シンフォニック=レイン リセ編 待降節3

12/22 「フォルテールは、鍵盤を押せば音が出るような、他の楽器とは本質的に異なる」「魔力を込めて弾かなければ、まともな音すら出ないだろう」「フォルテールは、体で弾くのではない。心で弾くのだ。覚えておけ。反復練習を繰り返し、指が自然に動くようになるのは構わないが、今はその時ではない」「ゆえに諸君らには、常に新しい曲を弾いてもらうことにする。問題があれば、その都度私が指導する。弾ける曲が無くなった時点で、そのものの講義は終了する」「弾ける曲が少ないのは重々承知だ。記憶を有効に使い、少しでも有益な時間を過ごせるよう、努力したまえ」「なに、諸君らにはそれほどの期待はしていない。幼稚な曲でも、幼い子供が始めに覚える曲でも構わない。とにかく弾き続けることが重要だ」――「もちろん、心を込めてだ」

「これは、決して比喩的な意味ではない。曲に込められた意味を、各部分に込められた作曲者の意志を読み取り、正確に表現するように」



クリス、彼の正しさを全面的に認める。そしてまた同時に、彼に対しての不快感の存在も。”とはいえ、もう少し穏便な方法もあるはずだ” (…グラーヴェという人物は、何かの象徴なのではないか?) それでも ”僕は僕で、曲を弾き続けなければならない。なぜか、そんな気にさせられていた” エチュードを弾き始めるクリス。
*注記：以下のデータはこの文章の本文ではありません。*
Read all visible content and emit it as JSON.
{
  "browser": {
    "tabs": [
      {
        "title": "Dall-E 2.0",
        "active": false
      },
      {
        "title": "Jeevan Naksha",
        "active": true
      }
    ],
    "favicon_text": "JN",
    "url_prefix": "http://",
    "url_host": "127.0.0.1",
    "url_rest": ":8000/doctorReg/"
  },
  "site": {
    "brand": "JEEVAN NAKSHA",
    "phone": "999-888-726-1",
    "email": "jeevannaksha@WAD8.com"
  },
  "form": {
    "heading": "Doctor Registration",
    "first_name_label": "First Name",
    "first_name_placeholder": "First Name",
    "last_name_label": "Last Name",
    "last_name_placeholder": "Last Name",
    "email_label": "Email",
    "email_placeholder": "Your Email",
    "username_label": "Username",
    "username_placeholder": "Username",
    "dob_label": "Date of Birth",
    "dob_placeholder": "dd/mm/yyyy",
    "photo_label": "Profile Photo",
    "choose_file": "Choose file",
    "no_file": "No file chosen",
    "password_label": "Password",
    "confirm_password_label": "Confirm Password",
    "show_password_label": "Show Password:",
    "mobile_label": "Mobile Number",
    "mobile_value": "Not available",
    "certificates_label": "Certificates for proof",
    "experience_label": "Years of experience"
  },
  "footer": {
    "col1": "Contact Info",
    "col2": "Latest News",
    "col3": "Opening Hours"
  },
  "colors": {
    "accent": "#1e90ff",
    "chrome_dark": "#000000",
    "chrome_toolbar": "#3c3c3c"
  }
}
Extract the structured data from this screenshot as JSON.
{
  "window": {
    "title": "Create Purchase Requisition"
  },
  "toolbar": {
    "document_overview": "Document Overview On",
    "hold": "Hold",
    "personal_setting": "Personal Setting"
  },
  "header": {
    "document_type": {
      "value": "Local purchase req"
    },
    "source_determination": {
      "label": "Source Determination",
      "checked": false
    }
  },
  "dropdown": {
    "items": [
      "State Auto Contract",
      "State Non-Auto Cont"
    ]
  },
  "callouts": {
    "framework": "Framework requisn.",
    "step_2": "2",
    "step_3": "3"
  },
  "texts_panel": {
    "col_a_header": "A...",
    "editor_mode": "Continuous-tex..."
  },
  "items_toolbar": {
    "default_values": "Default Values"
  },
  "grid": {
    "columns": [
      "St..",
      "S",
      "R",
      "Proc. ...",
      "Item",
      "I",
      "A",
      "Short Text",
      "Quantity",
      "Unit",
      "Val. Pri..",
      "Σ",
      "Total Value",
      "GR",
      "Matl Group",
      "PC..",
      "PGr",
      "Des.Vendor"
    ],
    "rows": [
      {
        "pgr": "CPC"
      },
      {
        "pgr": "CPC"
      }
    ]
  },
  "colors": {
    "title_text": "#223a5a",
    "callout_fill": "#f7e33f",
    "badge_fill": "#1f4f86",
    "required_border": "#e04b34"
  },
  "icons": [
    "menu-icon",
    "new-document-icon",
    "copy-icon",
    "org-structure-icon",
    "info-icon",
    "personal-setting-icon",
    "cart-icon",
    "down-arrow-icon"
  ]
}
”とは言え、練習曲に、それほどの意志など込められているのだろうか? 作曲者の意図、意志はどこにあるのか…そんなことを思いながら、記号に織り込まれた意味を考え、意図された動きを再現する” 今、クリスが弾いているのは、練習曲。だが、そこにも意味があり、意図されたものがある。グラーヴェは重々しく、そう言う。


クリス、「遠く離れたアルへの想い」を乗せた曲を演奏する最中、ミスを犯す。ぎくしゃくし始めるクリスにグラーヴェの指摘。「間違えた箇所はどうでもいい」その後の問題――「感情を込めて弾けというのが、まだわからないのか」そして、「別れの曲か、恋人を想う曲だな」と見抜き(凄すぎる)「それはもう良い。これからは他人の曲を弾くように」…レパートリーの尽きたクリス、何となく嫌な予感を感じながらリセとの曲を演奏、「そうか。クリス・ヴェルティン。お前だったのか」「余計なことをするな。 この世界で生きていけなくなるぞ。意味はわかるな?」 クリス、追い出される。も、実は最後まで残っていたことが判明。感情を込めてフォルテールを弾き続けたクリス、精神が疲弊しきったと独白。ベッドに倒れ込む。長い一日だった。

12/23、心配そうなフォーニ。何度も起きないクリスを起こそうとしていた模様。半泣きだ。可愛い。コーデルからリセをパートナーに選ぶのかと問われる。彼の娘であることを知っていると告げるクリス。「そこまでわかっていて、なぜ」「意味はわかっているな?」私にはわからないのだけれど。「これは、恋人を想う曲か?」リセの様子から判断し、否定するクリス。しかし、リセの事を考えながら――曲に心を込めて――弾いた結果、コーデルはそれを「恋人を想う曲」だと感じた。自分はリセが好きなのだろうか。もっと言えば、アリエッタへの気持ちと同じレベルのそれなのだろうか? ”…だとしたら、それはあまり良いことではない。”悩むクリス。”僕はアルを傷つけてしまうことになる――それを僕が望むか望まざるかにかかわらず”…”いや、そうじゃない”。「傷つくのが本当に嫌なのは誰か」に思い当たったクリス、それ以上の追求を止める。

「時間はまだある。続けて弾くように」

追記 クリス、昼前に帰宅。タオルなし。